BÜSRA KAYIKÇI – « PLACES »

Durant la période du solstice d’hiver, les « cadeaux » arrivent d’où on les attend le moins. Magicien(ne), qui aurait prédit la réapparition soudaine de cette pianiste turque (résidente en Allemagne), resplendissante comme une aurore stanbouliote, dans le paysage « néo-classique » actuel. Cet album, voyage solitaire dessiné avec finesse et légèreté, est l’une des belles découvertes de l’année écoulée.…

PAR FRANCISCO CRUZ   PHOTO SEYMA TUNA

 Tandis que la plupart des labels inventent des coffrets et autres packagings, rééditant autrement les trésors musicaux – ou les succès commerciaux – de leurs catalogues, des pépites précieuses ressortent du silence pour chanter de belles et inédites mélodies. Places, de la pianiste turque en est une. Elle poursuit son travail de recherche de structures soniques initié avec Eskizier (2019) passé sous le silence pandémique assourdissant imposé juste après. Superbement composé, construit comme une délicate pièce architecturale, toujours à la recherche d’équilibres improbables, où la beauté doit composer avec l’efficacité du geste, du motif, de la texture, du relief, du vide spatial et du silence.

La pianiste déclare « en écoutant une musique, nous voyageons d’un endroit et d’une époque à une autre. Lorsqu’une mélodie vous touche profondément, elle peut vous emmener dans un lieu par votre esprit ».

Ces Places ne se référent pas forcément à des lieux physiques, mais plutôt à des espaces émotionnels, des zones intérieures où se déploient les états de l’âme, des accidents et événements spirituels (ou psychiques). Une certaine nostalgie, un sentiment de déracinement, des séquelles profondes laissés par les exils… la sensation de vivre au milieu de nulle part. C’est ainsi que l’ « architecture intérieure » de Büsra Kayikçi commence (in) « The Middle Of… » et se ferme par un éloquent « …Nowhere ». Campement de réfugiés ou oasis exubérante entre les dunes du désert, le parcours change selon les ambiances, ainsi que le tempo, la vitesse ou l’intensité de la traversée.

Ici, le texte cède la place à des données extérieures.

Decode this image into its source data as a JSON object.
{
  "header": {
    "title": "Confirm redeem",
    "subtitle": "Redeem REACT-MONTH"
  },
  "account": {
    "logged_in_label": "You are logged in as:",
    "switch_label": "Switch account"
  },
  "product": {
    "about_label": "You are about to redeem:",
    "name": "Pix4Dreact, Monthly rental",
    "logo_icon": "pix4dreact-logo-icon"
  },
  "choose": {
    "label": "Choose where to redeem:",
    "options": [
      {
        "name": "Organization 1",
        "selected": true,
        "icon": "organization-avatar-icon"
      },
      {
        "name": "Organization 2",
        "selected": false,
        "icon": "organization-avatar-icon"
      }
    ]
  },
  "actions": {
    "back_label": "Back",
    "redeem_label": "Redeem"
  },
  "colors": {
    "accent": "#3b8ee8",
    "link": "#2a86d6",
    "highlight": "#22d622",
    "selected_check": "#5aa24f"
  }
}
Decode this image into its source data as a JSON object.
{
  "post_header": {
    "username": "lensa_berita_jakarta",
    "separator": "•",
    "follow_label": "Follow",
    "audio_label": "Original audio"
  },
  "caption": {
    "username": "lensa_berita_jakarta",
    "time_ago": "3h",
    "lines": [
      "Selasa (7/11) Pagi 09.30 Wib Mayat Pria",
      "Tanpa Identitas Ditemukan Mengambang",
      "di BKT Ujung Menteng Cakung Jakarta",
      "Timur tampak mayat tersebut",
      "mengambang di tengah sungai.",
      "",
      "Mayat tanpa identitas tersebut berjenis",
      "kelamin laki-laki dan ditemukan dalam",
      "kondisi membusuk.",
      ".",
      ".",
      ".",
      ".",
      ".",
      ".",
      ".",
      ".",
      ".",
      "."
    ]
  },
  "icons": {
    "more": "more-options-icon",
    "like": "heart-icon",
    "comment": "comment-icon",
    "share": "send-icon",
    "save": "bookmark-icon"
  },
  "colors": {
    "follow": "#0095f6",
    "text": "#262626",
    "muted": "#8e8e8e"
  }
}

Ici et là, la compositrice et pianiste évoque un champs d’oliviers, invoque des amitiés d’hier, ressent le parfum du bois, mais aussi rend hommage à la chanson égyptienne, genre très populaire dans le monde arabe et turc musulman, qu’elle et ses ancêtres ont écouté à loisir. Dans Places on entend le toucher agile, la phrase limpide, l’intervalle juste, certaines cadences qui rappellent Bach et Debussy, ou Jarrett, ou même Enaudi, et autres modes qui suggèrent des souvenirs anatoliens ou ottomans.

Le genre de musique que les puristes du classement n’aiment guère, et les technocrates du marketing non plus. Espérons qu’il parviendra auprès d’oreilles ouvertes, de mélomanes dépourvus de préjugés et réfractaires aux clichés. Ce serait juste et bienheureux.